Савелий был одет легко, не по погоде, выглядел смущенным и даже растерянным. Да и мне от этой негаданной встречи стало как-то неуютно. В его руках белые розы, и лицо тоже белое, бледное, точно со страху.
– Я вот пришел… Катерина… – с каждым словом голос все тише.
Катерина. Надо же, а я и не знаю, где ее похоронили, и от этого так совестно вдруг стало, будто открестилась от человека, отомстила забвением за причиненную боль.
– Она здесь? – Мне было неприятно задавать этот вопрос, будто расписалась в том, что даже теперь, после смерти, с Катериною не помирилась.
– Здесь, – просто ответил Савелий. – Я вот… приношу иногда.
Странно это – ревновать к мертвой, а все ж таки обожгло обидой душу, завистью к тому, что ей-то он цветы носит, а меня не замечает. Разве что о здоровье справляется, и то больше вежливости ради.
А цветы… что цветы, какое теперь имеет значение, кем была для Савелия моя навязанная наперсница? Главное, что любил. И меня вот любил. Прежде, давно, когда подарил сердоликового ангела, милый пустячок, безделушка, а я все расстаться не могу ни с нею, ни с иллюзиями своими.
Мы долго еще стояли вот так, друг напротив друга, он – не решаясь спросить, я – не находя в себе сил попрощаться и уйти. Нужно что-то сказать, но с каждою секундой молчание все плотнее, жестче, будто в стену выстраивается.

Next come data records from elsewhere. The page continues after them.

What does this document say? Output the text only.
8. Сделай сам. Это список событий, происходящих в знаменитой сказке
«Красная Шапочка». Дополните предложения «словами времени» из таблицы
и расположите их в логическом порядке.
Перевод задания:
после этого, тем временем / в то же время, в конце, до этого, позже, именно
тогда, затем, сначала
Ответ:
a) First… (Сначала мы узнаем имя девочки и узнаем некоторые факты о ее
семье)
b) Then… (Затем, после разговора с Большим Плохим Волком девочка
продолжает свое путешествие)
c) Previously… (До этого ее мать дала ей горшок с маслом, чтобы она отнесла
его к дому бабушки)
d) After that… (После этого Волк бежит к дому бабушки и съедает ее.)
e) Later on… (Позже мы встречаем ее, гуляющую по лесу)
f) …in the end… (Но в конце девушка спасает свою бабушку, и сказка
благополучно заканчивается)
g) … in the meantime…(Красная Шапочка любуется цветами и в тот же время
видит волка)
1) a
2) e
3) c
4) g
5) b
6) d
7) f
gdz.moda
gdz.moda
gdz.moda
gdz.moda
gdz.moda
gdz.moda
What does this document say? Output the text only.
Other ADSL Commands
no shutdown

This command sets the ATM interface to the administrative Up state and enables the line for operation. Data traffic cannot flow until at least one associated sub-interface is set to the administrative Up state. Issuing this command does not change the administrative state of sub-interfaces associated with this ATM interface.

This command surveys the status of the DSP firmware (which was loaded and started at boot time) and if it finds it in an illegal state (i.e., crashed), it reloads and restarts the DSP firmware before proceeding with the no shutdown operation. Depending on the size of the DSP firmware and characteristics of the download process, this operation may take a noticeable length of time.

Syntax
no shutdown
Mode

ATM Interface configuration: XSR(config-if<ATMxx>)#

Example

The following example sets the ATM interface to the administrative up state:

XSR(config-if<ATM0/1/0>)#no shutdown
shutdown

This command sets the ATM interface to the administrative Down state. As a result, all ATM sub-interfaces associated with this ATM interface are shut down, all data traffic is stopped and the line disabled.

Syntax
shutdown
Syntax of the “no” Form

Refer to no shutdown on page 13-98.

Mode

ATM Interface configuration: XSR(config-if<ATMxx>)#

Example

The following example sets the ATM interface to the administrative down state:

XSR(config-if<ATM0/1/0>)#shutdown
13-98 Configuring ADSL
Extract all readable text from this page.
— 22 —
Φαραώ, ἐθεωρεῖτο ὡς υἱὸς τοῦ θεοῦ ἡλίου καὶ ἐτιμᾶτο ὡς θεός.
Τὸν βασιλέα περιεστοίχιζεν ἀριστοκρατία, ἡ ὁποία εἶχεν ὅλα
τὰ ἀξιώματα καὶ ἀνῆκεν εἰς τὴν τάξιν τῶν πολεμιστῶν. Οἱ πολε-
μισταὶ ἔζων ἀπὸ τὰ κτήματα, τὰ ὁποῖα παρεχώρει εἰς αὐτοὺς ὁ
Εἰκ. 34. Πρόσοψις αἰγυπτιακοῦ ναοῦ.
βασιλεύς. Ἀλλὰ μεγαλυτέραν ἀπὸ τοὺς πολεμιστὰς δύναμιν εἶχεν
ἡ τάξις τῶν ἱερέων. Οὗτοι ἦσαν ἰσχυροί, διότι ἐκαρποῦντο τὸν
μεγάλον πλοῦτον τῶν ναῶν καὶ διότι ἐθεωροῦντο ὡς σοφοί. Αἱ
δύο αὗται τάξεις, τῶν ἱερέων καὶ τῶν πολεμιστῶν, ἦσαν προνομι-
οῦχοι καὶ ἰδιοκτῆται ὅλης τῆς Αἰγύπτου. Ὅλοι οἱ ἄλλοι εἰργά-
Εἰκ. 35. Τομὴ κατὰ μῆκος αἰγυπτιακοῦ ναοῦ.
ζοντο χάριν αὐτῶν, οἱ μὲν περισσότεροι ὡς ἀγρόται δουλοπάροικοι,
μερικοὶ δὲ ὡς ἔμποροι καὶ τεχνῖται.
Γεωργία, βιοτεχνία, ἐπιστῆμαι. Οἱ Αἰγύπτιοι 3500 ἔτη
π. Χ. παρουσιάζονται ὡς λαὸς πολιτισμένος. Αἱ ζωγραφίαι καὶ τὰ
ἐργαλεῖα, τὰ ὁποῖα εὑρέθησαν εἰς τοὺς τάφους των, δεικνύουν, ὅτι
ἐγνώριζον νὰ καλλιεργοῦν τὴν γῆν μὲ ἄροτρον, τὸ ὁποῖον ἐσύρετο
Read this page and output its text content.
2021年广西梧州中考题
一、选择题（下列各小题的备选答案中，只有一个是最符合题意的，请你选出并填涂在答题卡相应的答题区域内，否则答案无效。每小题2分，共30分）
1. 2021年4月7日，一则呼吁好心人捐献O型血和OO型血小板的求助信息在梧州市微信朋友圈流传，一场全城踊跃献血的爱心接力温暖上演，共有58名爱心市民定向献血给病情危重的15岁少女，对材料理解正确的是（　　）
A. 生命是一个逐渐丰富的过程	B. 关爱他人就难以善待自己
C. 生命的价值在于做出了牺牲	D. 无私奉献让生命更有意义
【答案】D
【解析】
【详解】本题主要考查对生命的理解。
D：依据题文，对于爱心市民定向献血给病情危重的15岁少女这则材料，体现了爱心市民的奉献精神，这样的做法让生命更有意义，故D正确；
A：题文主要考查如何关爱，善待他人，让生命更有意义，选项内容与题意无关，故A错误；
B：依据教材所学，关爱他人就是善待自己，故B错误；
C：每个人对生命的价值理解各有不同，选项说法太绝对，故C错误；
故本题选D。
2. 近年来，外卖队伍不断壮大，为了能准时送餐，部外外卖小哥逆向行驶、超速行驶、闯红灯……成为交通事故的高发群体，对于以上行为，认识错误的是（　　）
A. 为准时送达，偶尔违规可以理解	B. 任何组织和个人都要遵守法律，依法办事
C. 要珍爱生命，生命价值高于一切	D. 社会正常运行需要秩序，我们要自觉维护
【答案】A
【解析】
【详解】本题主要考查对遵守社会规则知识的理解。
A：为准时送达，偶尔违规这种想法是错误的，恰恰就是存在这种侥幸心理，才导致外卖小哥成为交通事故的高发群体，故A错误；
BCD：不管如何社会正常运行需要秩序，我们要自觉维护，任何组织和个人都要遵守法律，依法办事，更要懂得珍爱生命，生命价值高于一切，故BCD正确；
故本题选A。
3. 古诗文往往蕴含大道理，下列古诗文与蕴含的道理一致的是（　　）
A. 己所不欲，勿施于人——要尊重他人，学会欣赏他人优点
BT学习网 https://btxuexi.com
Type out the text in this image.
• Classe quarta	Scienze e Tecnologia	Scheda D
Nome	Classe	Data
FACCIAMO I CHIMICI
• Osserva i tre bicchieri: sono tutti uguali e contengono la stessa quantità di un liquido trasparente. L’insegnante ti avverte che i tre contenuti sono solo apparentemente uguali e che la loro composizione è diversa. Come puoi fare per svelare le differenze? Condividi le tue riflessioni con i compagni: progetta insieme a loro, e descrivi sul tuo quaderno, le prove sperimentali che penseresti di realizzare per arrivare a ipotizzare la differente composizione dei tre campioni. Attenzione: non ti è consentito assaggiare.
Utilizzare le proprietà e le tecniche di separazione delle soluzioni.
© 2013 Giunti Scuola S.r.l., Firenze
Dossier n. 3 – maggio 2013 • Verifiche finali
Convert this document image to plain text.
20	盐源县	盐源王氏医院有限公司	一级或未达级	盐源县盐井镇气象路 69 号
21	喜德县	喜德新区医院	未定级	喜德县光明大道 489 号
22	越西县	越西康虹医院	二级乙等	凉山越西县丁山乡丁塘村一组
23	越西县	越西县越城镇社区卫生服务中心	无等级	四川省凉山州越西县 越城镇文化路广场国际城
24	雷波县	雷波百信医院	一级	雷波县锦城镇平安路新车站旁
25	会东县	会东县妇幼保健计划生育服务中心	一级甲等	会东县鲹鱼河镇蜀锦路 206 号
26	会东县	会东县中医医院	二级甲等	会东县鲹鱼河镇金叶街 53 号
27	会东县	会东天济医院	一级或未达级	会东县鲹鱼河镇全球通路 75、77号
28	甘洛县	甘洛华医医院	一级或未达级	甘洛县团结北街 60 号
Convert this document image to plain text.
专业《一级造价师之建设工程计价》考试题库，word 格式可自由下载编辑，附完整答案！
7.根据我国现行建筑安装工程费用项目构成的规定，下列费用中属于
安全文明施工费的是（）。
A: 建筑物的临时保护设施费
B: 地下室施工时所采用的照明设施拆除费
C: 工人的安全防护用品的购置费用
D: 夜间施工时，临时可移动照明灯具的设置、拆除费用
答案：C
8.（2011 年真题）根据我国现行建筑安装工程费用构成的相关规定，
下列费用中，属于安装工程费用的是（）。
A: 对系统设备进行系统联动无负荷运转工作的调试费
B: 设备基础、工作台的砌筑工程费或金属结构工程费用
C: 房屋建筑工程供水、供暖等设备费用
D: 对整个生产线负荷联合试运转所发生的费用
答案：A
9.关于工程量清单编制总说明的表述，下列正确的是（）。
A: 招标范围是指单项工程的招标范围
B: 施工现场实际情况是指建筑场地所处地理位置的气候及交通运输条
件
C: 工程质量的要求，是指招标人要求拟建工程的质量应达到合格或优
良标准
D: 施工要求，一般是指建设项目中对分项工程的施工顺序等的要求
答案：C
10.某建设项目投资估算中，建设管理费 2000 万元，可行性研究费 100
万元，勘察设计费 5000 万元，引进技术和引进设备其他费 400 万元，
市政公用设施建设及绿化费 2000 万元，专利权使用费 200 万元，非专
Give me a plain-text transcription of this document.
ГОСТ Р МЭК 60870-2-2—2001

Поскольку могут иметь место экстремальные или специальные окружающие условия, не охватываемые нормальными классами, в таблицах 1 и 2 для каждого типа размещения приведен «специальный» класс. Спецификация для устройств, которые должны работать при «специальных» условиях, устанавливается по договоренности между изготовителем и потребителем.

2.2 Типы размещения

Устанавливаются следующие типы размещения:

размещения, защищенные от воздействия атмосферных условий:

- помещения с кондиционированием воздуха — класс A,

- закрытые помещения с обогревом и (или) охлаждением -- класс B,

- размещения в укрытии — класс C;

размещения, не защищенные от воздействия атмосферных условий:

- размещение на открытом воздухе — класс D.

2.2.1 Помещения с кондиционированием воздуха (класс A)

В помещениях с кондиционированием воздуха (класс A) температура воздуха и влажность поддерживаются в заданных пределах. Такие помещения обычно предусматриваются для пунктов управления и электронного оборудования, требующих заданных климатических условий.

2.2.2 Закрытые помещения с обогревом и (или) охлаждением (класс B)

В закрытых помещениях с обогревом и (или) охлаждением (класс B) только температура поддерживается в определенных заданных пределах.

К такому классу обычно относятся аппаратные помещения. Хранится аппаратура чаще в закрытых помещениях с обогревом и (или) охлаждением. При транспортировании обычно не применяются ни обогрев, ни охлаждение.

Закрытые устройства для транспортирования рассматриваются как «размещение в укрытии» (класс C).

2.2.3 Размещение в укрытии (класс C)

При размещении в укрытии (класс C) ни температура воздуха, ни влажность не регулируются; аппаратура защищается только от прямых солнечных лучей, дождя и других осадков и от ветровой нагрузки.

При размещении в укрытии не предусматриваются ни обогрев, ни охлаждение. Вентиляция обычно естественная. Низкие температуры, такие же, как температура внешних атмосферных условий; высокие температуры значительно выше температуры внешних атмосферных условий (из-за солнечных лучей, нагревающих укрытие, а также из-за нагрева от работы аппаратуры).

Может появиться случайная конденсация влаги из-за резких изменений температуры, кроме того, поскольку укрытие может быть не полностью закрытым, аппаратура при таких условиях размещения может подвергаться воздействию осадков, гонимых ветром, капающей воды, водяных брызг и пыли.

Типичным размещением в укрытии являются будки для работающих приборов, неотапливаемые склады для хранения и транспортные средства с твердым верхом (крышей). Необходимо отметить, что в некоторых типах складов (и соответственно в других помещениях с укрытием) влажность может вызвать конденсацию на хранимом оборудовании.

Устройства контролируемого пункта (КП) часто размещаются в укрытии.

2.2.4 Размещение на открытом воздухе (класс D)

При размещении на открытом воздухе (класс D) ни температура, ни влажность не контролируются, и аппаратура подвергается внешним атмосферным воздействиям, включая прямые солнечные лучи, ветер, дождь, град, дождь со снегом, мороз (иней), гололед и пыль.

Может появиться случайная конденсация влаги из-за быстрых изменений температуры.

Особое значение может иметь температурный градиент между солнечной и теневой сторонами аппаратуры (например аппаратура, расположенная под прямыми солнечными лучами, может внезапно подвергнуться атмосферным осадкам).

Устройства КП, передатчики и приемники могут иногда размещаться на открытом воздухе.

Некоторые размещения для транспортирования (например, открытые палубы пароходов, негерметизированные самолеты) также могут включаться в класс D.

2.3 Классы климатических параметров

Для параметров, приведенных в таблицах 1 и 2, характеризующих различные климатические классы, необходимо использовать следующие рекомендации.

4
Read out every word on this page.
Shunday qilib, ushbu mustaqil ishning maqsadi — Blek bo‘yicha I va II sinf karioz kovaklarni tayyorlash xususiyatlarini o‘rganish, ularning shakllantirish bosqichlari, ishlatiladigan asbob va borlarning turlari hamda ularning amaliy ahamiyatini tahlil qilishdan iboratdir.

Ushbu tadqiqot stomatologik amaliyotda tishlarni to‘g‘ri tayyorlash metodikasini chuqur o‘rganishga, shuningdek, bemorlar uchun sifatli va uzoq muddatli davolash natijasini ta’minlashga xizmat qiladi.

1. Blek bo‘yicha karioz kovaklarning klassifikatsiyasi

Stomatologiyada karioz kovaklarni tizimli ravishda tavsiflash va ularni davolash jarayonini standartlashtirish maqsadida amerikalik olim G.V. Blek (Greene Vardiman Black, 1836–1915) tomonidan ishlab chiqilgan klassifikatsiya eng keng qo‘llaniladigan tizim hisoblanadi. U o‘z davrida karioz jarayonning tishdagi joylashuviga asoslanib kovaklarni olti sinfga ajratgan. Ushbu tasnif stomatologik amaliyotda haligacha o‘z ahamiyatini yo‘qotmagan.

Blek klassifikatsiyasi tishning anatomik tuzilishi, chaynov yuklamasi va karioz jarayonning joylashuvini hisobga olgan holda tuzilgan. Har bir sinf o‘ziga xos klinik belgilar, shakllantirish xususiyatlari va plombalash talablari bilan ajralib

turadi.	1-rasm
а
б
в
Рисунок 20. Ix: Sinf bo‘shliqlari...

– Ты, наверное, замерзла. – Савелий опустил букет, и белые ровные головки роз теперь почти касались земли. Даже страшно стало – как бы не испачкал ненароком.
– И ты тоже.
Совсем побелел, себя не жалеет. Глупый. Чужой. Родной. Олеженька на него похож, тоже рыженький и веснушки на носике, пока крохотные, золотые пятнышки.
– Не плачь, не надо, пожалуйста… – Савелий вдруг оказался рядом. Когда? Не знаю. Уткнуться в родное плечо и не шевелиться, он гладит волосы – робко, будто и не женаты вовсе, и прическа, Прасковьею сложенная, рушится под его рукой. Пускай, лишь бы не отпустил, лишь бы не отступил.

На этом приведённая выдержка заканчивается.